Decomposing Midjourney

Analyzing which elements influence midjourney generations by decomposing prompts word by word.

Begin with four random words.

"shift subsider fusillade vouch"

Subsets

Deconstruct into subsets to identify common and unique elements

subsider fusillade vouch

shift fusillade vouch

shift subsider vouch

shift subsider fusillade

shift subsider

shift fusillade

shift vouch

subsider fusillade

subsider vouch

fusillade vouch

shift

subsider

fusillade

vouch

Conclusion

Some patterns emerge. Fusillade is associated with more violent imagery. Vouch seems to be associated with a young woman. Red and a grayish-blue are dominant colors here, but it's not entirely clear where they come from since they show up across the subsets (perhaps fusillade most strongly, which makes some sense--maybe there's cross pollination from recent generations?). The machine seems to associate some of these random word combos with album titles ("fusillade vouch"), placing stylized words over art reminiscent of an album. I'm a little amazed midjourney wrote these words as well as it did, it generally struggles with text.

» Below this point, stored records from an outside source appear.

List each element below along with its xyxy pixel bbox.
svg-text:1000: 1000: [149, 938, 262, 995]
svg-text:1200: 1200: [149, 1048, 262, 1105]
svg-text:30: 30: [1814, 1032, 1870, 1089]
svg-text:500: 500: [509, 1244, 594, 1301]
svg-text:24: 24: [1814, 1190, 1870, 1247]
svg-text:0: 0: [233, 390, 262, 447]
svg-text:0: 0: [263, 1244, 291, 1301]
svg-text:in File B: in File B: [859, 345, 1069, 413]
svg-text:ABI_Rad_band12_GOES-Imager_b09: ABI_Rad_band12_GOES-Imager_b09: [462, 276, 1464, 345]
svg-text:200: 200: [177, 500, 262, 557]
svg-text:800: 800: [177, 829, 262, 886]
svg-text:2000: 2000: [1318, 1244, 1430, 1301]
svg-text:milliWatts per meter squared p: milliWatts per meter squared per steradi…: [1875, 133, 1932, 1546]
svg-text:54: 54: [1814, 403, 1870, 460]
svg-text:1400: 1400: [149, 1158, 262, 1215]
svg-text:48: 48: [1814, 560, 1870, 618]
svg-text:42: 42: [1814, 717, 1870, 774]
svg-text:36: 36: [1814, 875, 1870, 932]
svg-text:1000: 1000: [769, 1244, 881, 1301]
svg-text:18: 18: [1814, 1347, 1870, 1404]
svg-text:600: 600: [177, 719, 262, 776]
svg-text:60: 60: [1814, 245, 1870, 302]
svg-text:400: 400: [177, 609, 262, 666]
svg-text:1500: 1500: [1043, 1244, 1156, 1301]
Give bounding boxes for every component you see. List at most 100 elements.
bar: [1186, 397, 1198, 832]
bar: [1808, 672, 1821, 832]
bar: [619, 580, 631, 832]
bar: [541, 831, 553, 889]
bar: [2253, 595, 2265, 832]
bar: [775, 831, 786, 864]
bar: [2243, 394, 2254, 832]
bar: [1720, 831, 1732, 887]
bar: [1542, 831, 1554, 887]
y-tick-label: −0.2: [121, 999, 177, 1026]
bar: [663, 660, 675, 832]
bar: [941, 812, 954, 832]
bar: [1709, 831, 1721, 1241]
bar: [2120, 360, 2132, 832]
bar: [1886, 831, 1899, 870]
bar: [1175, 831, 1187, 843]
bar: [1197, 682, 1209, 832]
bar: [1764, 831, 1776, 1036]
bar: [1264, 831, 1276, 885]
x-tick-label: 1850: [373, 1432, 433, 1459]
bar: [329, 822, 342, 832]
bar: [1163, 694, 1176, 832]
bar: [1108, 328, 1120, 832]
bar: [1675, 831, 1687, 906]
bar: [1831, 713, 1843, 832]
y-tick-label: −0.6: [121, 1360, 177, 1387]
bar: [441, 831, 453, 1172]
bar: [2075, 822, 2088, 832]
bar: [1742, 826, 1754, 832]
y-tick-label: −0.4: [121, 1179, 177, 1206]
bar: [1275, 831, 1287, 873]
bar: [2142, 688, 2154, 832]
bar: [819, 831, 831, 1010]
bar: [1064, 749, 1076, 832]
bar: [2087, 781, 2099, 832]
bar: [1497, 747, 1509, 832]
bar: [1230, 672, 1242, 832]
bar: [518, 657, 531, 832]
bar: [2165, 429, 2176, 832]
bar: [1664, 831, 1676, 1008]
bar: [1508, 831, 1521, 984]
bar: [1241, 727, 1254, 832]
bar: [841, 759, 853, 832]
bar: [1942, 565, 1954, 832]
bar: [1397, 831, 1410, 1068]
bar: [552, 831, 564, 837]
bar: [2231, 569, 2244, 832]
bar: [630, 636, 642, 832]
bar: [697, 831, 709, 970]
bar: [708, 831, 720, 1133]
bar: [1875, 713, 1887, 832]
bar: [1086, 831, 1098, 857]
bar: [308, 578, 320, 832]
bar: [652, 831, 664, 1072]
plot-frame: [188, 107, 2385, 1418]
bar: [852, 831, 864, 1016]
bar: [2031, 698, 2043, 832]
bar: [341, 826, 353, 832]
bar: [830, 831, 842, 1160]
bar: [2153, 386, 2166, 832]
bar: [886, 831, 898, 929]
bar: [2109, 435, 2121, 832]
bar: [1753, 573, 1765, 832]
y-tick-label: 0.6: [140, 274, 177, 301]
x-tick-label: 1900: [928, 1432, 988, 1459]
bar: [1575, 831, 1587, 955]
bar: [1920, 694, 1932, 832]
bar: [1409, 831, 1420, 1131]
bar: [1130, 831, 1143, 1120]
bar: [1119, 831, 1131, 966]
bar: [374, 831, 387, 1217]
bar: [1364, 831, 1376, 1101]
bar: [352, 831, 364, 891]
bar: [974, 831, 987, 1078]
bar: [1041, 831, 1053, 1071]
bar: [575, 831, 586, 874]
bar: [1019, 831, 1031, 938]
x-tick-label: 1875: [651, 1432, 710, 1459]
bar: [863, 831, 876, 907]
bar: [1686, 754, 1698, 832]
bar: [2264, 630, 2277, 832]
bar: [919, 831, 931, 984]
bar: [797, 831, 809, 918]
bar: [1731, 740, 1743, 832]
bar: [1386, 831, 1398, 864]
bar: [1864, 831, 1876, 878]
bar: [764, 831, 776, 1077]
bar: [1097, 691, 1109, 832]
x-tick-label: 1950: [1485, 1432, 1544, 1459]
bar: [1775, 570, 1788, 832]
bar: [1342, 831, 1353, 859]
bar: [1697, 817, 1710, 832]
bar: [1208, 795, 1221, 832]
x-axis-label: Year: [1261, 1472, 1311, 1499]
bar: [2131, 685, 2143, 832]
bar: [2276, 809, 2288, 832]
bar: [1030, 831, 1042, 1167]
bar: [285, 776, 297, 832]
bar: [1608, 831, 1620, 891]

This type of decompositional analysis will likely have mixed results--some obivous results, and then a wall of incomprehensibility where it's difficult to deconstruct further. Elements with clear semantic implications will have an impact on the image in expected ways. Abstract words or word combinations will unearth hallucinations with an alien consistency that are hard to further analyze.

Further research

Examination of a few hundred more examples may reveal other subtle trends. This research would be easy to automate for generation, albeit slow, but human anaylsis (searching for common elements) would be difficult to reliably scale, since it's not obvious what to look for. Mechanical turk asking reviewers to tag images with elements, moods, colors, or styles would generate a dataset where you could then train an AI to analyse AI generated images to look for additional associations at scale.